How to Protect Pipes

  • Exposed pipes - even those in basements, crawl spaces or attics - are the most vulnerable aspect of any water system. At the very least, they should be insulated - even if there's only a small chance of freezing temperatures in your area. You're probably familiar with standard foam tube insulation (which is ideal) but even layers of heavy fabric or bubble wrap will provide protection. Whatever is used, the more the better!
  • Heat cables (sometimes called "heat tape") are a popular option for keeping pipes warm - by actually heating them. These cables are powered by electricity and radiate a small amount of heat. When properly wrapped around a pipe (and secured with electrical tape), they will keep the water flowing. Use automatic heat cable that's controlled by a thermostat for greater energy-savings and longevity.
  • Insulation can be combined with heat cable to provide even greater protection for pipes. If you're doing this in a well housing, be aware that you'll need an additional heat source to keep any other components warm; in some very well-insulated situations, it is possible for the cable alone to radiate enough heat to protect the entire well area, but only if the pipes are not insulated.
  • Pro Tip: Don't double down on heat cable: crossing the cable back over itself can lead to overheating and damage - especially with non-automatic cable and plastic pipes. Always follow manufacturer instructions and inspect heat cables annually.
  • Outside, disconnect garden hoses and store them for the season. If you don't have a freezeless hose bibb, we recommend investing in one. Otherwise, close the shutoff valve on the pipe that leads to your outdoor faucet and leave the hose bibb open to drain any remaining water inside.
  • If the pipe supplying the outdoor faucet doesn't have a shutoff valve, have one installed or try using a freeze cap. As a last resort, you can leave the outdoor faucet running at a trickle - moving water helps prevent freezing, and the open valve will give freezing water a chance to escape before bursting the pipe.
  • Leaving the house for an extended period of time? You can leave the house thermostat set to 55°F and open up any cabinets with pipes inside to fully disperse the heat, or you can shut off the home's water supply and open up faucets to drain what remains. Rather than let this water go down the drain, consider collecting it for another use.
  • Helpful Hint: If the house is going to go unused for some time, nontoxic antifreeze (the same used in RVs) can be poured into traps to prevent them from freezing.
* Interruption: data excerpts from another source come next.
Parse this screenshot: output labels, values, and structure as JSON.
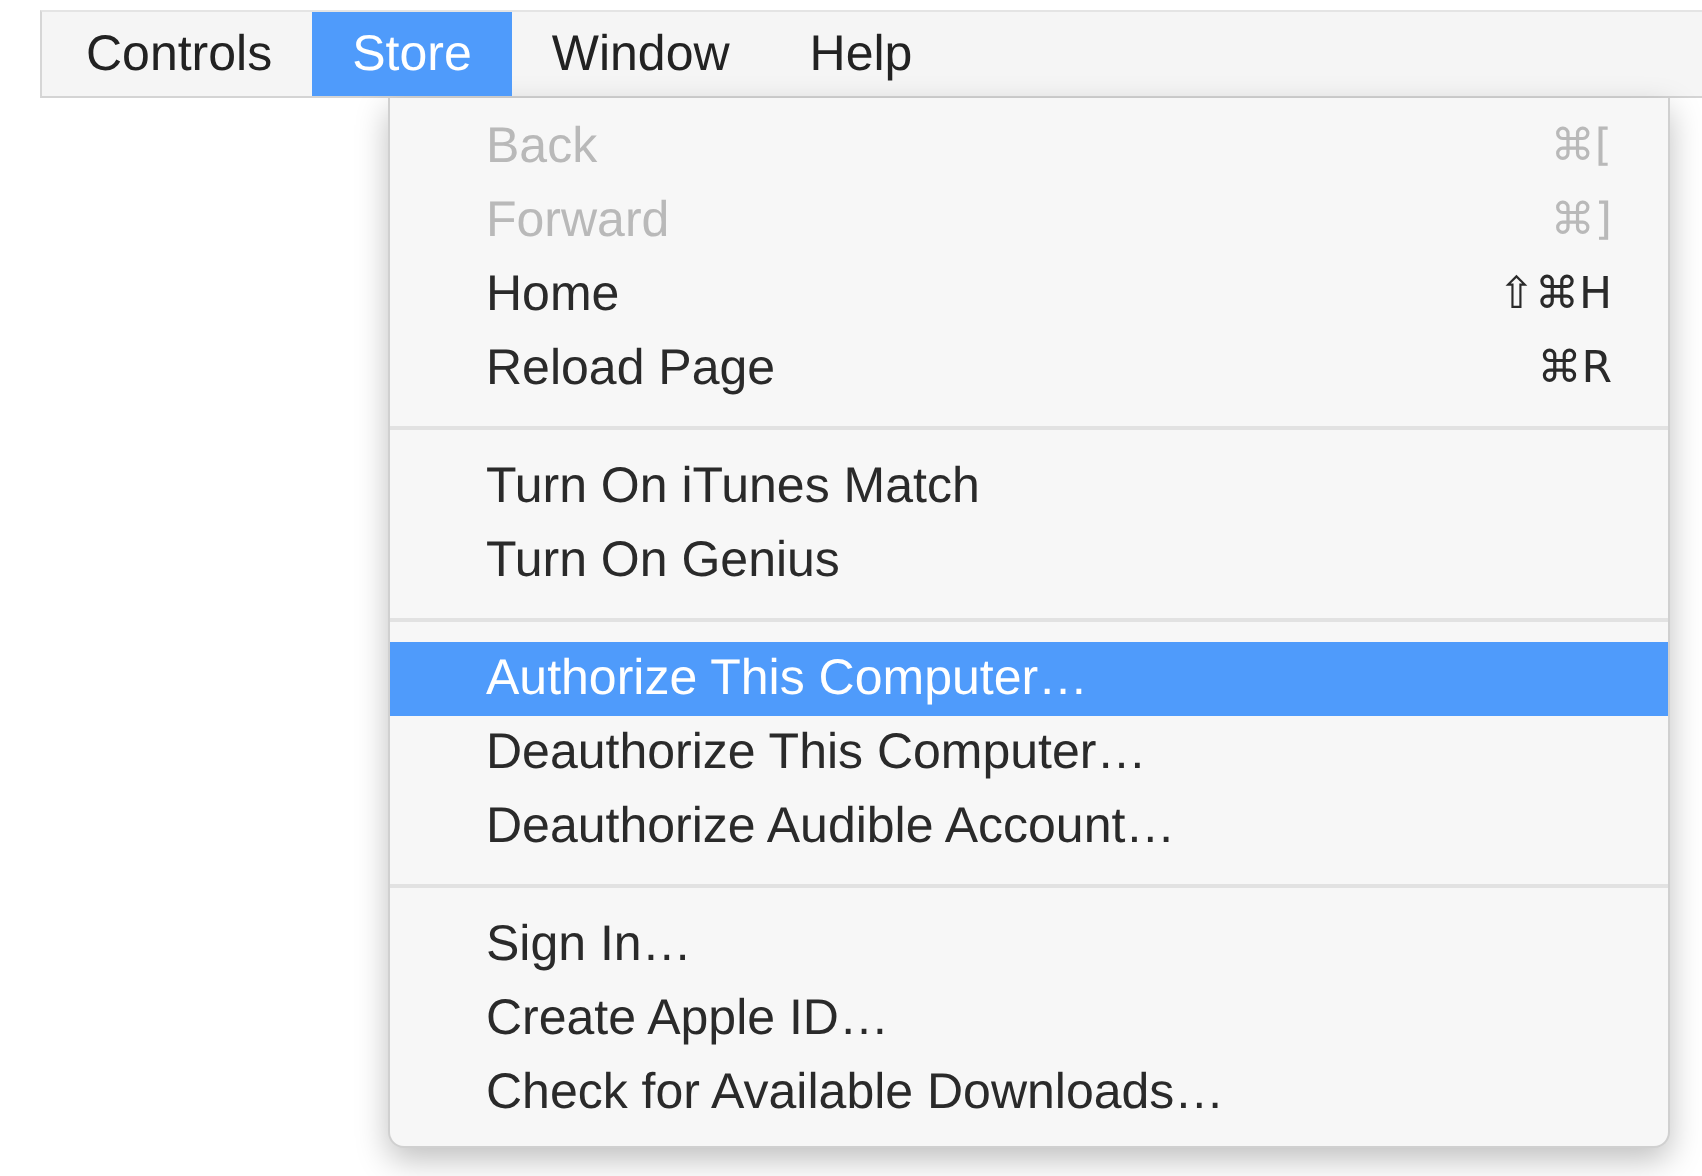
{
  "menubar": {
    "items": [
      {
        "label": "Controls",
        "selected": false
      },
      {
        "label": "Store",
        "selected": true
      },
      {
        "label": "Window",
        "selected": false
      },
      {
        "label": "Help",
        "selected": false
      }
    ]
  },
  "menu": {
    "groups": [
      [
        {
          "label": "Back",
          "shortcut": "⌘[",
          "disabled": true,
          "selected": false
        },
        {
          "label": "Forward",
          "shortcut": "⌘]",
          "disabled": true,
          "selected": false
        },
        {
          "label": "Home",
          "shortcut": "⇧⌘H",
          "disabled": false,
          "selected": false
        },
        {
          "label": "Reload Page",
          "shortcut": "⌘R",
          "disabled": false,
          "selected": false
        }
      ],
      [
        {
          "label": "Turn On iTunes Match",
          "disabled": false,
          "selected": false
        },
        {
          "label": "Turn On Genius",
          "disabled": false,
          "selected": false
        }
      ],
      [
        {
          "label": "Authorize This Computer…",
          "disabled": false,
          "selected": true
        },
        {
          "label": "Deauthorize This Computer…",
          "disabled": false,
          "selected": false
        },
        {
          "label": "Deauthorize Audible Account…",
          "disabled": false,
          "selected": false
        }
      ],
      [
        {
          "label": "Sign In…",
          "disabled": false,
          "selected": false
        },
        {
          "label": "Create Apple ID…",
          "disabled": false,
          "selected": false
        },
        {
          "label": "Check for Available Downloads…",
          "disabled": false,
          "selected": false
        }
      ]
    ]
  }
}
Even when you do all you can to protect pipes and your well, you still need to be prepared for an emergency:

  • Always have an emergency water supply, or a means of getting water should the usual methods fail. Those on wells should have a generator (and plenty of fuel) that can run their pump for short periods when the power is out. Additional water storage (beyond the pressure tank) is always a good idea, since there are situations where the power could be off for several days.
  • If power is unavailable but the water supply is still functional, keep some faucets open to a trickle. As mentioned above, even a tiny flow of water can help prevent freezing and the open valve will give freezing water some place to expand to.
  • Know where your main shutoff valve is, and keep a temporary pipe repair kit handy. Should the worst happen, you'll at least be able to stem the flow and patch the hole until it can be better dealt with.